Más o menos así comenzó la discusión. Mi mamá que no se le queda callada a nadie y mucho menos a un hijo, empezó por decir que ella creía en lo que le daba la gana y que no era precisamente él, mi hermano, quien le iba a enseñar lo bueno y lo malo de la vida, sólo porque a los 15 años había descubierto curas ladrones, y a obispos apoyando la política del gobierno.
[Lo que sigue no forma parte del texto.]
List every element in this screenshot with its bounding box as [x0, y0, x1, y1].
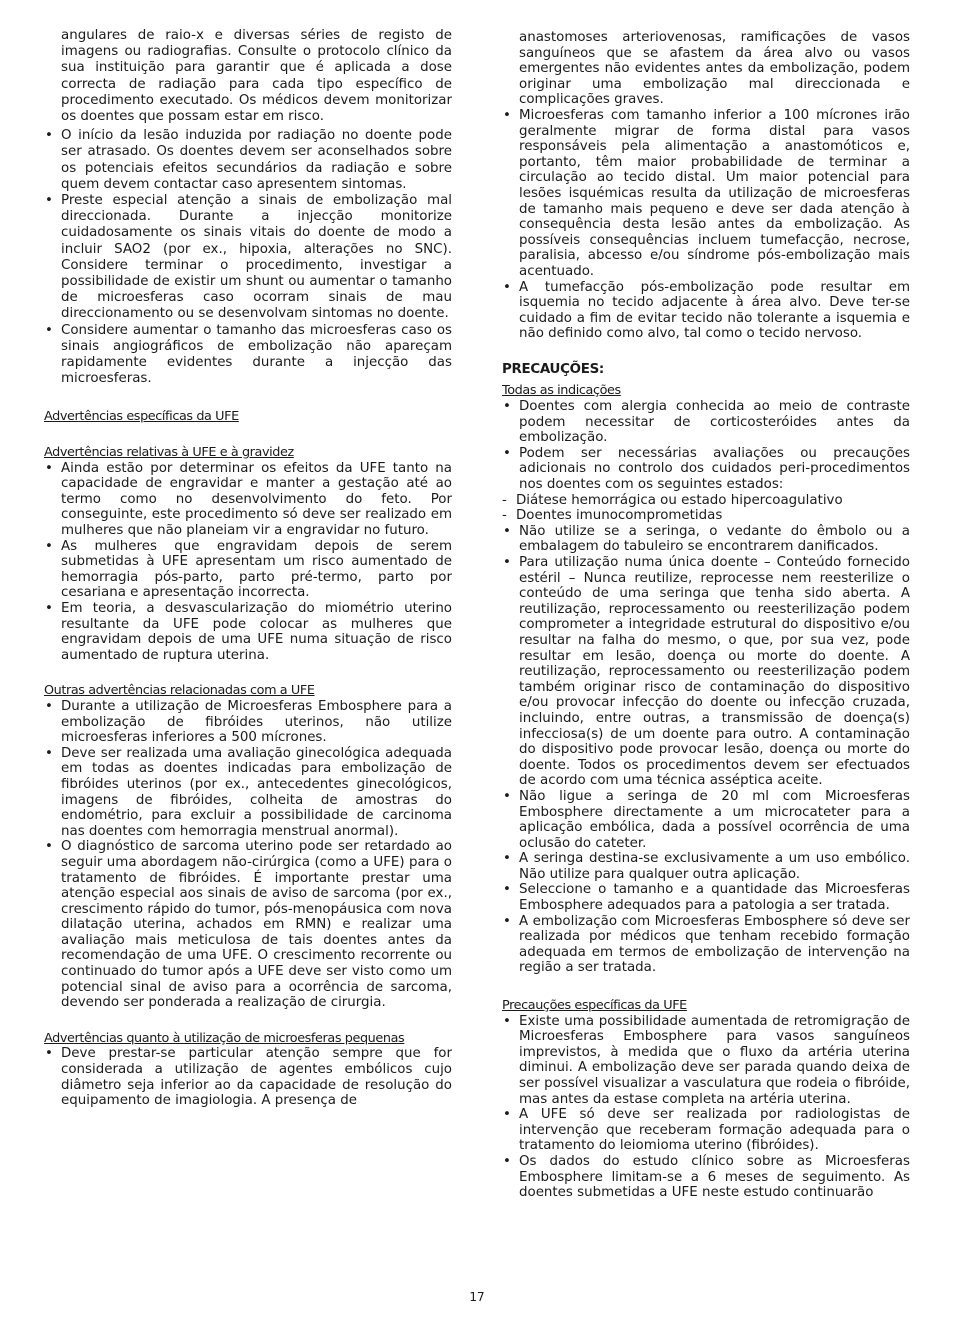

«Eso no tiene nada que ver» -afirmó y agregó: «Yo nunca he dejado a ningún cura entrar en mi habitación; tienes que recordar aquel día en que el párroco de «El Valle» pretendió bendecir mi cuarto y yo le dije: padre, en mi habitación el único hombre que entra es mi marido. Nadie se había atrevido a decirle semejante cosa, y él respondió que no venía como hombre sino como representante de la Iglesia porque estaba bendiciendo las casas. Había mucho comunista por ahí suelto».

-Viste, viste-gritó mi hermano-yo tengo razón. Ellos están con el capitalismo y la burguesía.
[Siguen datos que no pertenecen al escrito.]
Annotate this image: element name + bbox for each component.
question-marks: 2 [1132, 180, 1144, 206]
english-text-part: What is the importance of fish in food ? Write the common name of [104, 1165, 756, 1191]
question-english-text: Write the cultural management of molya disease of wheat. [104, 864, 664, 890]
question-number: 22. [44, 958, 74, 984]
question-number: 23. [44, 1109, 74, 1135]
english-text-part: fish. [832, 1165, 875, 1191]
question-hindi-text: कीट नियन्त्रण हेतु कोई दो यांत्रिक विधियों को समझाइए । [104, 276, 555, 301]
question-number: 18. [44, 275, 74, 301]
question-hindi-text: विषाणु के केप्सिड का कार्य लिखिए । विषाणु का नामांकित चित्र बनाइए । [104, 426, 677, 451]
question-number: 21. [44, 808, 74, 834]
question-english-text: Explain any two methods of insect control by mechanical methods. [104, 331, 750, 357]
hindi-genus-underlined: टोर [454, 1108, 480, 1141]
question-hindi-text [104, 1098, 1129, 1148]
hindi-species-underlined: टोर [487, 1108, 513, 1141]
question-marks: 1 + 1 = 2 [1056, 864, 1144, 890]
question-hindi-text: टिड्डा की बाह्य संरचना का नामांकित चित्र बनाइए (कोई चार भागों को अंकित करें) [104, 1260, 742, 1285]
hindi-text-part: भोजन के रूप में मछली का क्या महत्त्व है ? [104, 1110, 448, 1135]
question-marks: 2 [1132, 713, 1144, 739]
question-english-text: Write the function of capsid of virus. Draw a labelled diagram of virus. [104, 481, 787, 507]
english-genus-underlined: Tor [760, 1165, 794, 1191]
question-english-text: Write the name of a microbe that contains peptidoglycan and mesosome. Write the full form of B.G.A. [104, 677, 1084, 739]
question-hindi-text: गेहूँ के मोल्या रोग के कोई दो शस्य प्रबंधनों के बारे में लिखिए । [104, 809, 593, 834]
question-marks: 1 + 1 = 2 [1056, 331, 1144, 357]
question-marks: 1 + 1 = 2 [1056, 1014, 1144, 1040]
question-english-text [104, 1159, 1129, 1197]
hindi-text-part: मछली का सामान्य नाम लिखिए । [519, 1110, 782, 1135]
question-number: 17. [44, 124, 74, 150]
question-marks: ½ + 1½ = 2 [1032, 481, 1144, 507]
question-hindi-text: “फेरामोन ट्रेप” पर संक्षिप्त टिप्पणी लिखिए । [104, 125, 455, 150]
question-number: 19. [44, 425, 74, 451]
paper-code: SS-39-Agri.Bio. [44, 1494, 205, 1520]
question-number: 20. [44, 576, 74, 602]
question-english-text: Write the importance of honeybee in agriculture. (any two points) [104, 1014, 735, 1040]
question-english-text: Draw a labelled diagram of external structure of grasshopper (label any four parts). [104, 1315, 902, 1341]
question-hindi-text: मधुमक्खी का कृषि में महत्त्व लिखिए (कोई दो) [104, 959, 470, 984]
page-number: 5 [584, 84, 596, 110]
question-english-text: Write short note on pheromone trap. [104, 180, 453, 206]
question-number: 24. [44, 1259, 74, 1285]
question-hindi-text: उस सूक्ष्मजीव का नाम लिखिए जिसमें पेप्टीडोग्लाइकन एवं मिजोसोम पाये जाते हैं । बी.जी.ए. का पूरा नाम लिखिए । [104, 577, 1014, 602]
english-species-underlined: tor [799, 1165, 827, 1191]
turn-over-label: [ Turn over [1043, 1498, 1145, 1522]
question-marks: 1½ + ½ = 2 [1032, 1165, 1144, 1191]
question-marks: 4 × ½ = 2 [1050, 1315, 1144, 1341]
Mi mamá, ni corta ni perezosa, insistió en su argumento y recordó nuevamente que «ella no había dejado entrar al cura y que además le había aclarado: padre, usted antes que ser cura es hombre y si quiere eche su «agüita» desde allí, desde el pasillo».

Estaba perpleja: tenía 14 años y era una ferviente creyente. Pensé de inmediato que mi hermano iría derechito para el infierno; y mientras él se dedicaba a romper estampitas y mi mamá a decirle que ella podía creer en Dios y en Marx a la vez, yo, aterrada, me metí en el cuarto y comencé a rezar y a pedirle a Dios que perdonara a mi hermano: Dios tenía que entender. Mi hermano sólo tenía 15 años y además todo lo que decía era por los pobres, por los olvidados… «los olvidados de Dios?».

-Ay Dios mío, no quise pensar en eso, tú también quieres que los pobres vivan mejor y que la miseria se acabe. Soy comunista, tú bien lo sabes, pero nadie me ha dicho que para ser comunista y pensar en los pobres y amar a la patria hay que dejar de creer en ti: Creo en ti, creo que eres un gran Dios, no vayas a estar mandando para el infierno a mi pobre hermano, tú sabes cómo es él; peleón y desconoce que no tienes absolutamente nada que ver con política ni con adecos, copeyanos y comunistas. ¿Verdad?

Ahora, tan sólo 8 años después, quien estaba rompiendo, no estampitas, sino afiches era yo. Yo, que cada vez creía menos en el partido y me sentía tan confundida como aquella vez. ¡Qué difícil es tener dioses y conservarlos!